# RIP Polko



## Ptamom (9 mo ago)

I am saddened to report that my lady Polko disappeared on the 18th. I am not sure what happened only that she didn’t return when I called her named. We have had some Fox spotting and I believe she may have fallen victim😔.
I am always attached to my animals and this wasn’t any different.

I did get 2 chicks yesterday (younger than what I wanted) we got Buff Orpington and a Colombian Wyandotte but my ❤ Still aches for Polko.


----------



## CatAndCrookedCricket (6 mo ago)

I’m sorry for your loss


----------



## Poultry Judge (Jul 15, 2020)

So sorry for your loss.


----------



## robin416 (Sep 8, 2013)

I'm so sorry, @Ptamom. 

If you don't have one, construct a secure run. A roof included. That way when you know preds are in the area you have the option to let the girls out and be safe.


----------



## dawg53 (Aug 25, 2015)

I'm sorry for your loss.


----------



## Ptamom (9 mo ago)

robin416 said:


> I'm so sorry, @Ptamom.
> 
> If you don't have one, construct a secure run. A roof included. That way when you know preds are in the area you have the option to let the girls out and be safe.


I do have a pretty secure run and definitely coop. She was free ranging with Cleo. Usually, they don’t too far and I have now started to make sure they are in the run before dusk.


----------



## robin416 (Sep 8, 2013)

Fox will come right into your backyard during the middle of the day. Ask me how I know.

No? Well, I'll tell you anyway. I was at my computer when I caught abnormal movement out of the corner of my eye.

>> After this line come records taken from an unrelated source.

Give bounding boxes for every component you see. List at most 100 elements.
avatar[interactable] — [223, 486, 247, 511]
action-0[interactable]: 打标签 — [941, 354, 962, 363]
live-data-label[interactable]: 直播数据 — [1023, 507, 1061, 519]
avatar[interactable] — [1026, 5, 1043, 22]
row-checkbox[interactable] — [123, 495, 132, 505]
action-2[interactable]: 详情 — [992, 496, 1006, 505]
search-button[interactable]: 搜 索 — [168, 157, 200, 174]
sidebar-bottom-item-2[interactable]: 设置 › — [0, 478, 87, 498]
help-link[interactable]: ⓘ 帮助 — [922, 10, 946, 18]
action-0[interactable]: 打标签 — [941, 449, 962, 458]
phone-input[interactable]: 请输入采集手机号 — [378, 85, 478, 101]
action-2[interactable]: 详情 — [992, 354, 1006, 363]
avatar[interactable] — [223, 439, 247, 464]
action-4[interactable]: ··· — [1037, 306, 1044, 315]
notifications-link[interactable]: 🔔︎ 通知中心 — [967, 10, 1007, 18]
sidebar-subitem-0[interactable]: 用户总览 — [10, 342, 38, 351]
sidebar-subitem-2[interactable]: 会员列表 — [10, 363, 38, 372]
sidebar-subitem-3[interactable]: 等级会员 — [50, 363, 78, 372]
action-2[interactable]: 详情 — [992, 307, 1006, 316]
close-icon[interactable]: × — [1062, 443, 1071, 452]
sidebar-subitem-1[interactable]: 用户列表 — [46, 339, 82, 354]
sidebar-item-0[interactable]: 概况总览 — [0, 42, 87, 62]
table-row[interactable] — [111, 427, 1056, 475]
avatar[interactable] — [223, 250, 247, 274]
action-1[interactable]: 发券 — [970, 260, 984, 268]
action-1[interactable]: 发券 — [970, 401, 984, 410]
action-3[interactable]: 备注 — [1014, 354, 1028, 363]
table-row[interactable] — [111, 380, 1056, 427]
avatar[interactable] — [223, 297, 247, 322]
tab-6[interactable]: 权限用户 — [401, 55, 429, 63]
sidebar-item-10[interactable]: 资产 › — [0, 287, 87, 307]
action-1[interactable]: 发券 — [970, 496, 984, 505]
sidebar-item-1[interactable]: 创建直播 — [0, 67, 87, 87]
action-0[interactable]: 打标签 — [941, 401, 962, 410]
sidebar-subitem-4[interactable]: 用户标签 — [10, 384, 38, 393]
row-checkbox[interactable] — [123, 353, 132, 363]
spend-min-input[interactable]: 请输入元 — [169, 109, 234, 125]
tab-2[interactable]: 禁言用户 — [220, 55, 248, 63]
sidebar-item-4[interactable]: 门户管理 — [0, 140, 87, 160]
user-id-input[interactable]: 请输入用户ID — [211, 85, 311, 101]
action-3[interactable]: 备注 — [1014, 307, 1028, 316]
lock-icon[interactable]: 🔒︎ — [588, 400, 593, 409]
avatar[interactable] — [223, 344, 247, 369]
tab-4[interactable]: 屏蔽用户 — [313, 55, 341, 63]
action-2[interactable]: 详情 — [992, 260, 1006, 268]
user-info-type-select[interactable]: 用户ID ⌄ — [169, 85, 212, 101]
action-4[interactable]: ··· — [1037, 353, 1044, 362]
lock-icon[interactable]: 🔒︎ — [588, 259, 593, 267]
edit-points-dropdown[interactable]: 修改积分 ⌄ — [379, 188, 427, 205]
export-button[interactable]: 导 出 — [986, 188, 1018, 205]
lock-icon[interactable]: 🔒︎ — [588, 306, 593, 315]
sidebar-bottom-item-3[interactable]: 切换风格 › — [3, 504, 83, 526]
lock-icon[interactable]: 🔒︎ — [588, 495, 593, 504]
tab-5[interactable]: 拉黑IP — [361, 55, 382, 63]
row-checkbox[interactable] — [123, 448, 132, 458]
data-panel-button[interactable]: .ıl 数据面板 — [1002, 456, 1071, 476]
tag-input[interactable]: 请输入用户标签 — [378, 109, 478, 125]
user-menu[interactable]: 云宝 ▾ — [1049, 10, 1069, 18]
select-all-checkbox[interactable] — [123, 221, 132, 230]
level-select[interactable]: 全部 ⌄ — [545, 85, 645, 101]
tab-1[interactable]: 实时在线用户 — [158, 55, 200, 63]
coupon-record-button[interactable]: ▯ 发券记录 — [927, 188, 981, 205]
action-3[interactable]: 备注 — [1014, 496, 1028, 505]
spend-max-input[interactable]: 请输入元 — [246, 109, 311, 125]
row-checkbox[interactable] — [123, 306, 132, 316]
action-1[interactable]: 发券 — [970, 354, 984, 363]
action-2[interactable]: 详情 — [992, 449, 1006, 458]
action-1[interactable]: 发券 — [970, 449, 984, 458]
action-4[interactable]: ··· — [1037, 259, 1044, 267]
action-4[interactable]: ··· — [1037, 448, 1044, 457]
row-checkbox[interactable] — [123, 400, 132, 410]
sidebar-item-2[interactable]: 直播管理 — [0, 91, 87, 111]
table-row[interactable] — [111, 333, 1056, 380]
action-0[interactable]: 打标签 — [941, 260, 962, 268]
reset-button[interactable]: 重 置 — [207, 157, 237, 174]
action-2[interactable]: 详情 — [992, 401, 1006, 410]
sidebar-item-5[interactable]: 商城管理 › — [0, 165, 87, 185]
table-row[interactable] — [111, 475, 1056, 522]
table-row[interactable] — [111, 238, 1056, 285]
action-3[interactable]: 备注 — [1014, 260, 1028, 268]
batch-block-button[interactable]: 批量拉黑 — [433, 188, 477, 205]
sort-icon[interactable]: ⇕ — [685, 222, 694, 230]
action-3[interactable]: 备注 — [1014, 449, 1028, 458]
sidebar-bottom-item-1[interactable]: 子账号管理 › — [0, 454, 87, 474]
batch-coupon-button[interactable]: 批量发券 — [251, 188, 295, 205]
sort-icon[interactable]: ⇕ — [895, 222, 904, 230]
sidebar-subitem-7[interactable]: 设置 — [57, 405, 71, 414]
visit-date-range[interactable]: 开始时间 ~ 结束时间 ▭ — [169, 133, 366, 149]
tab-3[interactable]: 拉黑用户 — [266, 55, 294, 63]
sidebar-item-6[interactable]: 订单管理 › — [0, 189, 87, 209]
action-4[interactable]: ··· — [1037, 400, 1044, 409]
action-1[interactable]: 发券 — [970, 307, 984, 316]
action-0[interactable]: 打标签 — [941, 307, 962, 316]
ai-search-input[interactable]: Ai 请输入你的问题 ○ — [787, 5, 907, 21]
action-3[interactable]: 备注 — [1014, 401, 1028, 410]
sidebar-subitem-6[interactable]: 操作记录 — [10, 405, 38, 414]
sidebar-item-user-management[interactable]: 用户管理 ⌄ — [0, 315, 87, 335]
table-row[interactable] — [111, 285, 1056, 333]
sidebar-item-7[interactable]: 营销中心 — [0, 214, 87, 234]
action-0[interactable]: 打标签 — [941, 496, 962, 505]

It was a fox after one of my Guineas in the backyard. I ran out the backdoor in my stocking feet, hit the ground running, yelling for the #%^@^ fox to leave my bird alone. 

He didn't get the bird.


----------



## Ptamom (9 mo ago)

robin416 said:


> Fox will come right into your backyard during the middle of the day. Ask me how I know.
> 
> No? Well, I'll tell you anyway. I was at my computer when I caught abnormal movement out of the corner of my eye. It was a fox after one of my Guineas in the backyard. I ran out the backdoor in my stocking feet, hit the ground running, yelling for the #%^@^ fox to leave my bird alone.
> 
> He didn't get the bird.


I would do the same thing. Looking like a crazy chicken lady chasing the fox.


----------



## robin416 (Sep 8, 2013)

You got it. You couldn't see houses at all where I lived but I'll bet they could hear me. I can't believe I could still run like that in my late 50's.


----------



## ChickenBiscuts (May 28, 2021)

I’m sorry, losing birds is always hard. 🫂


----------



## Ptamom (9 mo ago)

ChickenBiscuts said:


> I’m sorry, losing birds is always hard. 🫂


Thank you. I know it is farm life and each animal has a purpose. I am choosing to be grateful that my other ladies are ok.


----------



## robin416 (Sep 8, 2013)

Just because it's part of farm life doesn't mean we can't have compassion. That coming from someone who can't eat what she raises. So take that first little bit with caution. Or not.


----------



## LoxiKat (Aug 15, 2021)

So sorry for your loss.... X


----------